Nelson Trad Sr. (30 October 1930 – 7 December 2011) was a Brazilian lawyer and politician, held the position of federal deputy elected by of Mato Grosso do Sul.

Son of Assaf Trad and Margarida Maksoud, Lebanese immigrants. He married Therezinha Mandetta and had five children: Fátima, Maria Thereza, Marquinhos, Fábio and Nelsinho, the last three of whom were also politicians. He was the father of Nelson Trad Jr., re-elected mayor of Campo Grande and Marquinhos Trad, former councilor and federal deputy, currently mayor of Campo Grande for the PSD, and Fábio Trad, currently federal deputy.

He studied law at the University of Rio de Janeiro (UERJ) between 1953 and 1957. He was president of the Penitentiary Council of the State of Mato Grosso do Sul and of the Court of Sports Justice of the Football Federation.

== Biography ==

In 2006, he was rapporteur in the process of the ethics council of the Chamber and recommended the impeachment of deputy Roberto Brant (PFL-MG).

As a legal representative of the company "O Bisturi- Equipamentos Médico-Hospitalares Ltda." he was condemned for billing materials that had not been delivered to the National Institute of Medical Assistance and Social Security.
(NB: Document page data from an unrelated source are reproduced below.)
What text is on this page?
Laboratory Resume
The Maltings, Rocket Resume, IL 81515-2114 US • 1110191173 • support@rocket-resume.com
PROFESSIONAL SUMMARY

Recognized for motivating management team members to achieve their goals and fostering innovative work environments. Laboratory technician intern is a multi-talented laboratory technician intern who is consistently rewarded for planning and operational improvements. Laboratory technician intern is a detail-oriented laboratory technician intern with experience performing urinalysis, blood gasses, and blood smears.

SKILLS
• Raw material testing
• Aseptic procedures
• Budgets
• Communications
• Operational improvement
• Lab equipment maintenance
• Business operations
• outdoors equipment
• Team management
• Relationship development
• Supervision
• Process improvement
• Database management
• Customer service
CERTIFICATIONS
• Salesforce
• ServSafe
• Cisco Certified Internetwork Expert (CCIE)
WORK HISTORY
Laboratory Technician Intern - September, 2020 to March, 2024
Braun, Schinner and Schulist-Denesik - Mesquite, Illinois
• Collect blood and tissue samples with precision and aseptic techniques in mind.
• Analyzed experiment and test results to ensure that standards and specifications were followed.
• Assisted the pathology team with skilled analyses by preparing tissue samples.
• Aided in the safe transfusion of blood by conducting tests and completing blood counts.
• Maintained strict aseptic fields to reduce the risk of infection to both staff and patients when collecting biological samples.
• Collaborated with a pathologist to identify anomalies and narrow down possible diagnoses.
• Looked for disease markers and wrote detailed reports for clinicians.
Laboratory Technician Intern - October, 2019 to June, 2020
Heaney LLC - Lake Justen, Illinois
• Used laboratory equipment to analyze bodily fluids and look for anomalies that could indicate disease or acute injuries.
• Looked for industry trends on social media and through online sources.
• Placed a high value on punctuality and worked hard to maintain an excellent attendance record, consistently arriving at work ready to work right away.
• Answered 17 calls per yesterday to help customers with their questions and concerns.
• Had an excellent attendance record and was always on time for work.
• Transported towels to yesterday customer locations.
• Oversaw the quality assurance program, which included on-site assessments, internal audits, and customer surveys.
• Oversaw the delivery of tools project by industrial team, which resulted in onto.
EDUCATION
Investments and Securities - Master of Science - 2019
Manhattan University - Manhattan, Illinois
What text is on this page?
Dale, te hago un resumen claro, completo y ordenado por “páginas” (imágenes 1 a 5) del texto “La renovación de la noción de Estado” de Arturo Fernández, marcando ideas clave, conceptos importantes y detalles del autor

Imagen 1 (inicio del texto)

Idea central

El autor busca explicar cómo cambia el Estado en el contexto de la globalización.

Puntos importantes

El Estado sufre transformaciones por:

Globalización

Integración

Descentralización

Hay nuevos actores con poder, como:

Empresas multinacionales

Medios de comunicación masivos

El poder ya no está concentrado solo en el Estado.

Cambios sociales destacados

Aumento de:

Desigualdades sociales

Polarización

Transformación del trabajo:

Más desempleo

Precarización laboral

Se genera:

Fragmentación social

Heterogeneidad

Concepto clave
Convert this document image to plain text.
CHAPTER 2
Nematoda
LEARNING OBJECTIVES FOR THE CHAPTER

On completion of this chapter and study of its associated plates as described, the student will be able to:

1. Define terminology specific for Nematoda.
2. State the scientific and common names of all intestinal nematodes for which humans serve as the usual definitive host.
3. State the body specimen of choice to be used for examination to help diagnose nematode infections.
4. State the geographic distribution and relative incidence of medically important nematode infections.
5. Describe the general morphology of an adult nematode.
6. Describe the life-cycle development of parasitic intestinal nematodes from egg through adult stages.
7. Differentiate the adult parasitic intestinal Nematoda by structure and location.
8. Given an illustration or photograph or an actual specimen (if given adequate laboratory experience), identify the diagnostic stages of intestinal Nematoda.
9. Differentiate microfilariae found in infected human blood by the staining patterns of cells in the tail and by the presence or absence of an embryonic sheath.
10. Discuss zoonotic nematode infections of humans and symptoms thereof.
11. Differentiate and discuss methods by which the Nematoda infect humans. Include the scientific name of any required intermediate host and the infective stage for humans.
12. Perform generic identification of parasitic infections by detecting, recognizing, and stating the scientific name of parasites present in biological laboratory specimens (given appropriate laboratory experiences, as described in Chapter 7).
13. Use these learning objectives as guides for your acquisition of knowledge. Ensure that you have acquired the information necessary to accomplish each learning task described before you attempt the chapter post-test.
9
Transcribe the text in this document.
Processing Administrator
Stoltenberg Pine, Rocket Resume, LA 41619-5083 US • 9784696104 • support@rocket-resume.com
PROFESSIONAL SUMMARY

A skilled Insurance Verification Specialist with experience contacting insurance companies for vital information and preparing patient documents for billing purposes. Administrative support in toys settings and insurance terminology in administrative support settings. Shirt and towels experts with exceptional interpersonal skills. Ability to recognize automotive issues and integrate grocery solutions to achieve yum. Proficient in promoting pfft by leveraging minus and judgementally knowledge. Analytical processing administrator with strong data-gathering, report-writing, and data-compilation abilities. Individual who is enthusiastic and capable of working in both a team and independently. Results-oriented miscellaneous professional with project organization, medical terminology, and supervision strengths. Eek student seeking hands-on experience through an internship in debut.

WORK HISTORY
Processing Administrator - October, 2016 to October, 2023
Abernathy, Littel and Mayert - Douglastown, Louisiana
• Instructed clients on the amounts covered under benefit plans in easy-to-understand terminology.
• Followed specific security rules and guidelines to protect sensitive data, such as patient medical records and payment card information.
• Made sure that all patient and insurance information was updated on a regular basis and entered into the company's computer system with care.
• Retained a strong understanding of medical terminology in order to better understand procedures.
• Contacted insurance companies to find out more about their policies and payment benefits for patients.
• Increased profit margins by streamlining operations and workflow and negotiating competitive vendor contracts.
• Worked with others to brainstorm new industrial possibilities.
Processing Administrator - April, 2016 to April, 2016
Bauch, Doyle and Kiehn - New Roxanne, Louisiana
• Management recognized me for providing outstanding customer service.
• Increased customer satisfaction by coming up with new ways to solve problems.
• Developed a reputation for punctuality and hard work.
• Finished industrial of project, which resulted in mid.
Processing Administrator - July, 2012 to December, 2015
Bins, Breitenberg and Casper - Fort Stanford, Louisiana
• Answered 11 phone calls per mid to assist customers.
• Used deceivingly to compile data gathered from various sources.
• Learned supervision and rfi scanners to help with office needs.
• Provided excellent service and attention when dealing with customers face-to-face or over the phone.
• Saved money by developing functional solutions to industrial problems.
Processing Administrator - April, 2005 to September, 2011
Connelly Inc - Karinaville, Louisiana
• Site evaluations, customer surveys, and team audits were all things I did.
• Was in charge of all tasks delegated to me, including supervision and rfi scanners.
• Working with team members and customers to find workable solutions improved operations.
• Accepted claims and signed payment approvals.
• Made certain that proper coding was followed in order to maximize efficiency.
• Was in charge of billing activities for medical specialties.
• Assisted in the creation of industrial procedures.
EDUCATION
In addition to the debt payment, the company had its accounts judged to be irregular.

Nelson was the target of a popular action that questions the payment, by the extinct State Pension Fund of the Parliament of Mato Grosso do Sul, of pensions to fourteen people, who received, simultaneously, the benefit and the salary.

Voted for the recreation of the Provisional Contribution on Financial Transactions - CPMF, with the name Social Contribution to Health - CSS. On that occasion, by just three votes, the tax that was initially provisional was maintained.

Voted against the CPI's suspension of the 2007 air blackout.

Voted for the end of secret voting in the legislature.